Serme Mamadou, Zida Adama, Bougma Roland, Kima Appolinaire, Nassa Christophe, Ouedraogo Micheline, Kabre Cathérine, Zoromé Harouna, Guire Issa, Nare Dieudonné, Bougouma Clarisse
Programme national de lutte contre les maladies tropicales négligées (PNMTN), Burkina Faso.
École doctorale Sciences et Santé, Université Joseph Ki-Zerbo, Ouagadougou, Burkina Faso.
Med Trop Sante Int. 2022 Dec 13;2(4). doi: 10.48327/mtsi.v2i4.2022.174. eCollection 2022 Dec 31.
BACKGROUND & RATIONALE: Burkina Faso has been implementing preventive chemotherapy against lymphatic filariasis since 2001. While 61 health districts (HDs) have stopped mass drug administration (MDA), transmission persists in 9 HDs despite good reported MDA coverage. To validate the reported coverage, an independent post-MDA survey was conducted in Tenkodogo and Fada N'Gourma HDs in September 2018.
MATERIALS & METHODS: The study population consisted of all persons in the visited communities. The Coverage survey sample builder (CSSB) tool was used to calculate the sample size and to conduct the random selection of households. A total of 30 villages per HD were selected. The investigators were Ministry of Education agents and health workers not involved in MDA. Data were collected on smartphones through the KoBoCollect application regarding age, sex, drug ingestion (ivermectin + albendazole), adverse events, and whether respondents understood MDA guidelines. Stata Version 14 software was used for data analysis.
A total of 3,741 individuals were surveyed, 53.3% were female and the median age was 14 years. Surveyed epidemiological coverage was 74% [95% CI: 72-76.1] in Fada N'Gourma and 79.1% [95% CI: 77.2-80.9] in Tenkodogo, compared to reported coverages of 82.6% and 83% respectively. Village-level coverage ranged from 32.9% to 100% in Fada N'Gourma and from 56.7% to 93.3% in Tenkodogo. In total, 99% of those treated said they had swallowed the drugs in front of the community drug distributor (CDD) and confirmed the use of dose poles. The main reasons for non-treatment were non-visitation of the compound by CDD (54%) and absences during MDA (43%). Results showed that surveyed coverage was lower than reported coverage in both HDs, yet both were above the 65% threshold recommended by WHO. However, major variations of coverage have been noted among villages. Directly observed treatment appeared to have been well respected.

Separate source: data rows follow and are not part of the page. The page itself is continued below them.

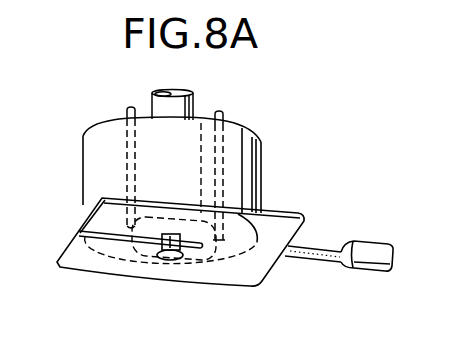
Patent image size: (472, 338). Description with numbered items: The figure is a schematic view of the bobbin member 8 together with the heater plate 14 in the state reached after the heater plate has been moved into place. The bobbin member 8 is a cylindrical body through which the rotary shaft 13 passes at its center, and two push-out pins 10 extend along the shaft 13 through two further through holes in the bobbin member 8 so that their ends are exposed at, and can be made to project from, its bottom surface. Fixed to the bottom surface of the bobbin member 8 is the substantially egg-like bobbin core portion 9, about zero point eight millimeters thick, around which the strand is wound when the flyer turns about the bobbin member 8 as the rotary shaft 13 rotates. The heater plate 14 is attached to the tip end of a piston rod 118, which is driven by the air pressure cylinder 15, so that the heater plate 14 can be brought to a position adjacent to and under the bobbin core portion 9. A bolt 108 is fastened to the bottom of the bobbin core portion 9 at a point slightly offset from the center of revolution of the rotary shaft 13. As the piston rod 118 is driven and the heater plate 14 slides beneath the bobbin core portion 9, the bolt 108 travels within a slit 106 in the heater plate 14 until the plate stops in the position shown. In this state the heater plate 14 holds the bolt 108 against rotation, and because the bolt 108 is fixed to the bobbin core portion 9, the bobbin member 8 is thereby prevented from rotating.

The bobbin member 8 is at (262, 168).
The bobbin core portion 9 is at (208, 244).
The push-out pins 10 is at (223, 117).
The rotary shaft 13 is at (195, 101).
The heater plate 14 is at (270, 256).
The air pressure cylinder 15 is at (377, 240).
The slit 106 is at (103, 231).
The bolt 108 is at (168, 260).
The piston rod 118 is at (320, 258).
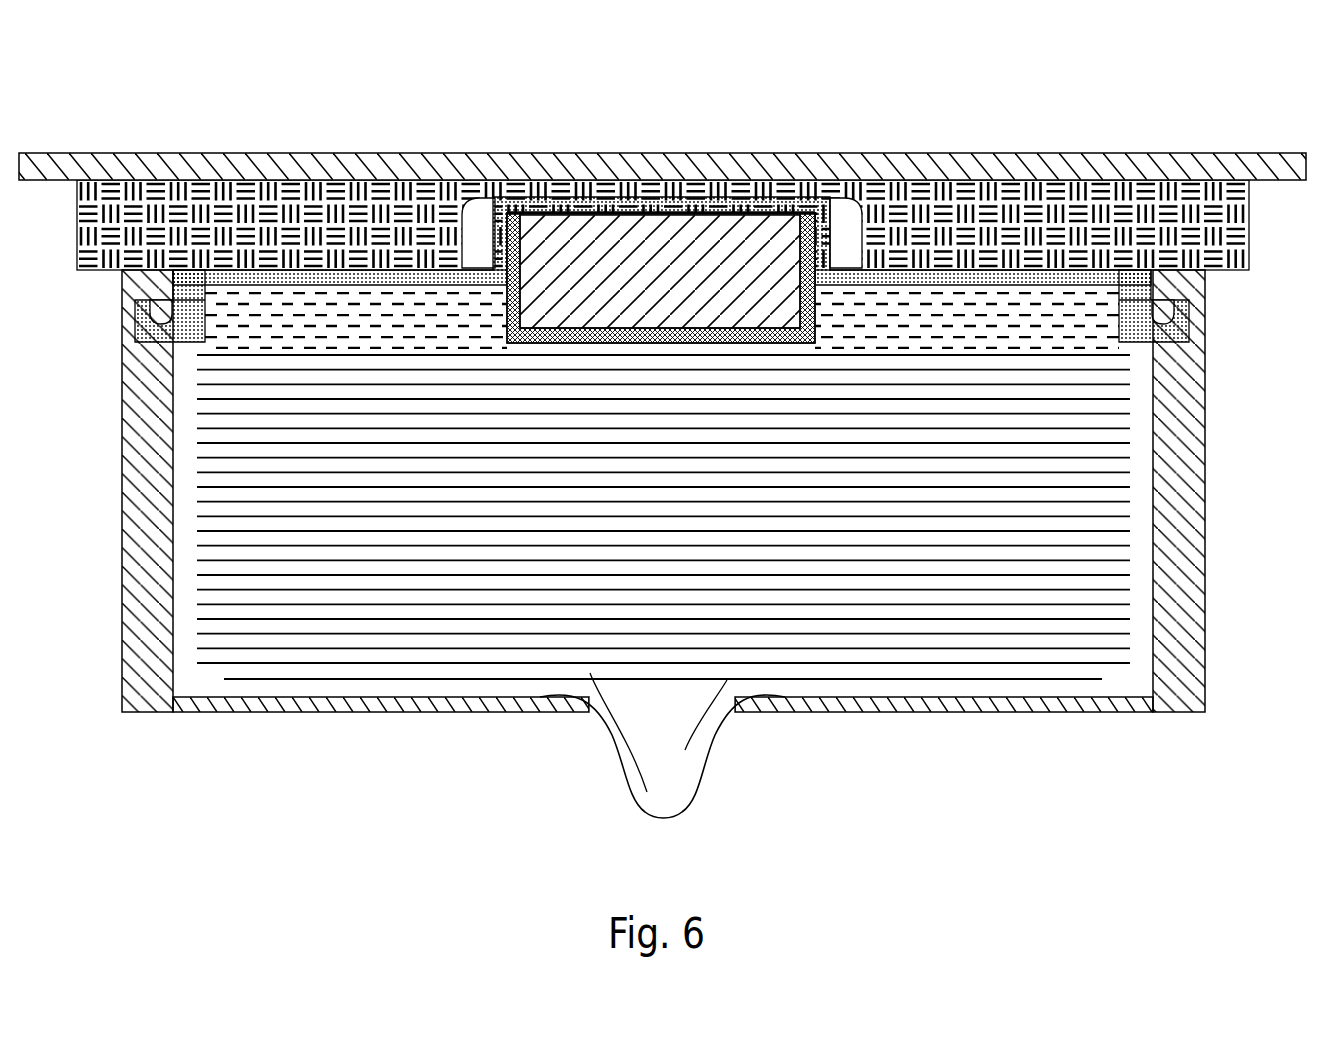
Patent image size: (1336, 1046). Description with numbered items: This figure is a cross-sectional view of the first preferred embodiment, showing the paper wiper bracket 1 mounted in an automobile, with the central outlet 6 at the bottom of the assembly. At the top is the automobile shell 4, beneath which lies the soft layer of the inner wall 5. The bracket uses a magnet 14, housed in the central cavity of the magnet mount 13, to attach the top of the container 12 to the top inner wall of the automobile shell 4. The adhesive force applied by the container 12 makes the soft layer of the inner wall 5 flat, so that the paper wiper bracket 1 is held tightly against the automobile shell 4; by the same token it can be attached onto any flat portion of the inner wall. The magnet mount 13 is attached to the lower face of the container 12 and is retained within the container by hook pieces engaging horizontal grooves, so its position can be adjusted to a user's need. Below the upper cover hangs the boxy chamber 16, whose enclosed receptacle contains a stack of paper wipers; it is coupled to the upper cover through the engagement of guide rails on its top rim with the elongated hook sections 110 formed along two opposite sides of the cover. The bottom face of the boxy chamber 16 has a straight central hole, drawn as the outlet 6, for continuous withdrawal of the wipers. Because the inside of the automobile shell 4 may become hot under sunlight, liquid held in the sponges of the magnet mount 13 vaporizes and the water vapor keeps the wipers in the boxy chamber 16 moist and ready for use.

The paper wiper bracket 1 is at (833, 208).
The automobile shell 4 is at (205, 168).
The soft layer of the inner wall 5 is at (1003, 233).
The outlet 6 is at (630, 755).
The container 12 is at (565, 195).
The magnet mount 13 is at (450, 168).
The magnet 14 is at (670, 270).
The boxy chamber 16 is at (145, 643).
The hook sections 110 is at (135, 325).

DISCUSSION & CONCLUSION: The main challenges to increase coverage will be the systematic revisiting of households with absentees and the targeting of all households in each village.
布基纳法索自2001年以来一直在实施针对淋巴丝虫病的预防性化疗。虽然61个卫生区已停止大规模药物给药(MDA),但尽管报告的MDA覆盖率良好,仍有9个卫生区存在传播。为了验证报告的覆盖率,2018年9月在滕科多戈和法达恩古尔马卫生区进行了一次独立的MDA后调查。
研究人群包括受访社区的所有人员。使用覆盖率调查样本生成器(CSSB)工具计算样本量并随机选择家庭。每个卫生区共选择30个村庄。调查人员是教育部工作人员和未参与MDA的卫生工作者。通过KoBoCollect应用程序在智能手机上收集有关年龄、性别、药物摄入(伊维菌素+阿苯达唑)、不良事件以及受访者是否理解MDA指南的数据。使用Stata 14版软件进行数据分析。
共调查了3741人,其中53.3%为女性,年龄中位数为14岁。法达恩古尔马的调查流行病学覆盖率为74%[95%置信区间:72 - 76.1],滕科多戈为79.1%[95%置信区间:77.2 - 80.9],而报告的覆盖率分别为82.6%和83%。法达恩古尔马村级覆盖率在32.9%至100%之间,滕科多戈在56.7%至93.3%之间。总共有99%接受治疗的人表示他们在社区药物分发员(CDD)面前吞下了药物,并确认使用了剂量杆。未接受治疗的主要原因是CDD未到访住所(54%)和MDA期间不在场(43%)。结果表明,两个卫生区的调查覆盖率均低于报告覆盖率,但均高于世界卫生组织建议的65%阈值。然而,各村庄之间的覆盖率存在重大差异。直接观察治疗似乎得到了很好的遵守。
提高覆盖率的主要挑战将是系统地回访有缺席者的家庭以及针对每个村庄的所有家庭。